Den Zeitpunkt, um sich zu profilieren, hat Wen günstig gewählt: Vor einigen Tagen haben drei große Banken ihre Bilanzen abgeliefert. Sie haben ihre Gewinne im vergangenen Jahr zwischen 25 und 28 Prozent gesteigert. Das größte der Institute, die Industrial & Commercial Bank of China (ICBC) hat im vergangenen Jahr mehr als 33 Milliarden Dollar verdient und gehört damit zu den weltweit profitabelsten Unternehmen.

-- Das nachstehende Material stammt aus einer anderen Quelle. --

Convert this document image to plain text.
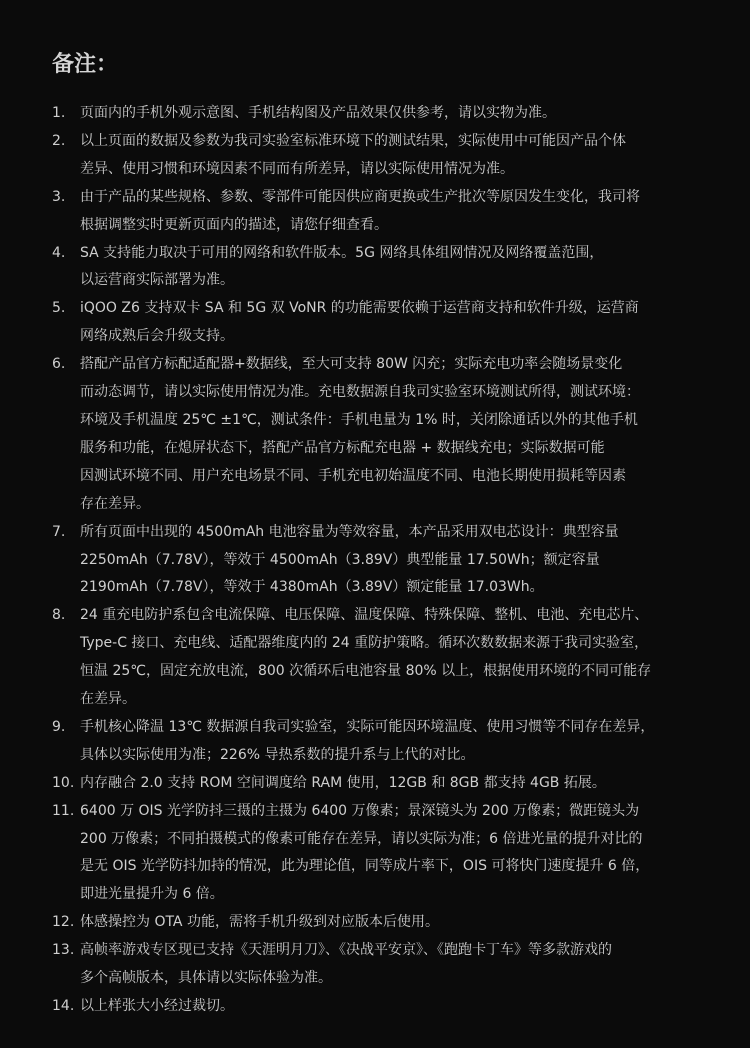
备注：
1.	页面内的手机外观示意图、手机结构图及产品效果仅供参考，请以实物为准。
2.	以上页面的数据及参数为我司实验室标准环境下的测试结果，实际使用中可能因产品个体
差异、使用习惯和环境因素不同而有所差异，请以实际使用情况为准。
3.	由于产品的某些规格、参数、零部件可能因供应商更换或生产批次等原因发生变化，我司将
根据调整实时更新页面内的描述，请您仔细查看。
4.	SA 支持能力取决于可用的网络和软件版本。5G 网络具体组网情况及网络覆盖范围，
以运营商实际部署为准。
5.	iQOO Z6 支持双卡 SA 和 5G 双 VoNR 的功能需要依赖于运营商支持和软件升级，运营商
网络成熟后会升级支持。
6.	搭配产品官方标配适配器+数据线，至大可支持 80W 闪充；实际充电功率会随场景变化
而动态调节，请以实际使用情况为准。充电数据源自我司实验室环境测试所得，测试环境：
环境及手机温度 25℃ ±1℃，测试条件：手机电量为 1% 时，关闭除通话以外的其他手机
服务和功能，在熄屏状态下，搭配产品官方标配充电器 + 数据线充电；实际数据可能
因测试环境不同、用户充电场景不同、手机充电初始温度不同、电池长期使用损耗等因素
存在差异。
7.	所有页面中出现的 4500mAh 电池容量为等效容量，本产品采用双电芯设计：典型容量
2250mAh（7.78V），等效于 4500mAh（3.89V）典型能量 17.50Wh；额定容量
2190mAh（7.78V），等效于 4380mAh（3.89V）额定能量 17.03Wh。
8.	24 重充电防护系包含电流保障、电压保障、温度保障、特殊保障、整机、电池、充电芯片、
Type-C 接口、充电线、适配器维度内的 24 重防护策略。循环次数数据来源于我司实验室，
恒温 25℃，固定充放电流，800 次循环后电池容量 80% 以上，根据使用环境的不同可能存
在差异。
9.	手机核心降温 13℃ 数据源自我司实验室，实际可能因环境温度、使用习惯等不同存在差异，
具体以实际使用为准；226% 导热系数的提升系与上代的对比。
10. 内存融合 2.0 支持 ROM 空间调度给 RAM 使用，12GB 和 8GB 都支持 4GB 拓展。
11. 6400 万 OIS 光学防抖三摄的主摄为 6400 万像素；景深镜头为 200 万像素；微距镜头为
200 万像素；不同拍摄模式的像素可能存在差异，请以实际为准；6 倍进光量的提升对比的
是无 OIS 光学防抖加持的情况，此为理论值，同等成片率下，OIS 可将快门速度提升 6 倍，
即进光量提升为 6 倍。
12. 体感操控为 OTA 功能，需将手机升级到对应版本后使用。
13. 高帧率游戏专区现已支持《天涯明月刀》、《决战平安京》、《跑跑卡丁车》等多款游戏的
多个高帧版本，具体请以实际体验为准。
14. 以上样张大小经过裁切。
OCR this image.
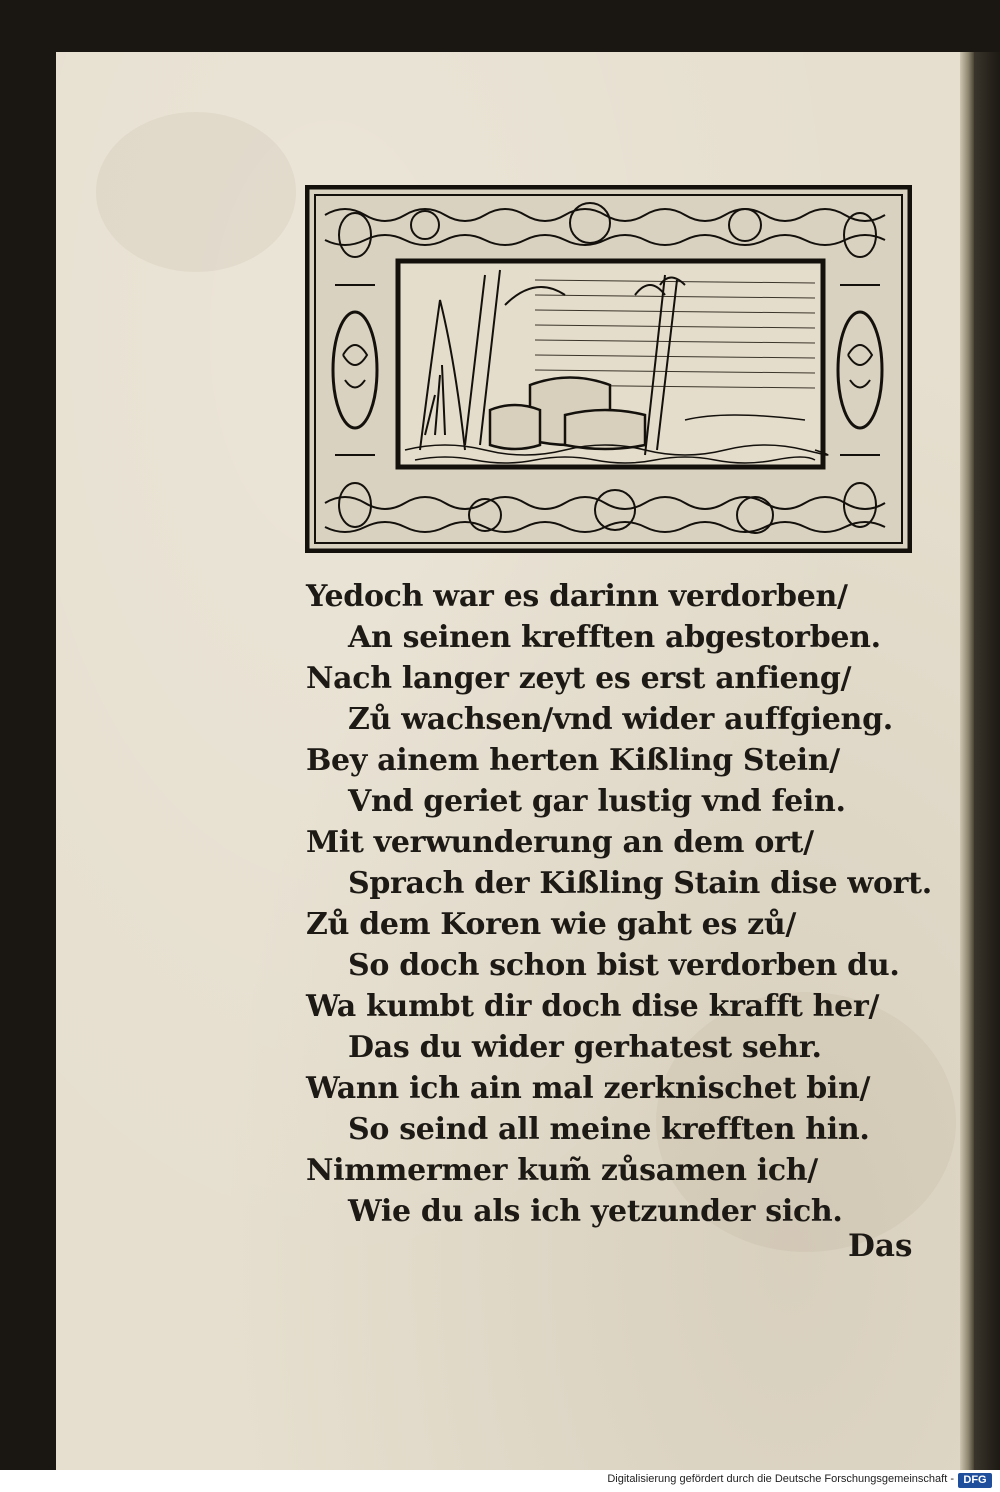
Yedoch war es darinn verdorben/
An seinen krefften abgestorben.
Nach langer zeyt es erst anfieng/
Zů wachsen/vnd wider auffgieng.
Bey ainem herten Kißling Stein/
Vnd geriet gar lustig vnd fein.
Mit verwunderung an dem ort/
Sprach der Kißling Stain dise wort.
Zů dem Koren wie gaht es zů/
So doch schon bist verdorben du.
Wa kumbt dir doch dise krafft her/
Das du wider gerhatest sehr.
Wann ich ain mal zerknischet bin/
So seind all meine krefften hin.
Nimmermer kum̃ zůsamen ich/
Wie du als ich yetzunder sich.
Das
Digitalisierung gefördert durch die Deutsche Forschungsgemeinschaft - DFG
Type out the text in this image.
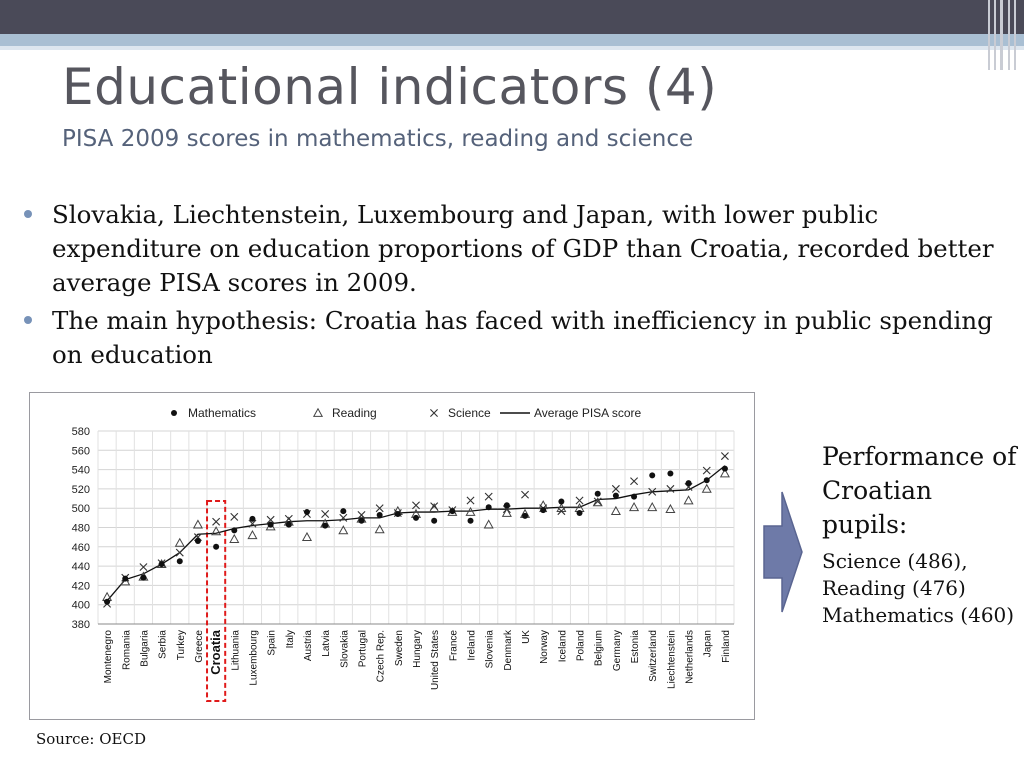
Educational indicators (4)
PISA 2009 scores in mathematics, reading and science
Slovakia, Liechtenstein, Luxembourg and Japan, with lower public expenditure on education proportions of GDP than Croatia, recorded better average PISA scores in 2009.
The main hypothesis: Croatia has faced with inefficiency in public spending on education
380
400
420
440
460
480
500
520
540
560
580
Montenegro Romania Bulgaria Serbia Turkey Greece Croatia Lithuania Luxembourg Spain Italy Austria Latvia Slovakia Portugal Czech Rep. Sweden Hungary United States France Ireland Slovenia Denmark UK Norway Iceland Poland Belgium Germany Estonia Switzerland Liechtenstein Netherlands Japan Finland
Mathematics	Reading	Science	Average PISA score
Source: OECD
Performance of Croatian pupils:
Science (486),
Reading (476)
Mathematics (460)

Immerhin hat sich Wen in einer Diskussion, die in der Führung intensiv geführt wird, eindeutig gegen die Konservativen positioniert. Auch sie haben gute Argumente: China sei mit den wenigen staatlichen Großbanken bisher gut gefahren. Ihre Bilanzen seien beachtlich, und sie hätten die 2008er-Krise viel besser durchgestanden als die meisten Banken weltweit. Kurz: Das Monopol mache China stabiler und sei deswegen gut. Den Banken sei es zu Recht verboten, mit gehebelten Finanzprodukten wie Derivaten zu hantieren. Investieren statt spekulieren sei das Erfolgsrezept, unter dem der Staat seine Banken agieren ließe.

Die Befürworter einer Bankenreform hingegen glauben, dass die Kreditvergabepraxis der Institute kleinen und mittelständischen Betrieben die Luft abdreht und damit dem Wirtschaftswachstum des ganzen Landes schadet. Wenn sie das nicht überzeugt, sollte den Konservativen wenigstens einleuchten, dass dieses Land zu komplex werden wird, um es mit einer Hand voll staatlicher Banken steuern zu können. Insofern ist es in jedem Fall sinnvoll, privaten Banken eine Chance zu geben. Das bedeutet ja nicht, die Zügel sofort schleifen zu lassen.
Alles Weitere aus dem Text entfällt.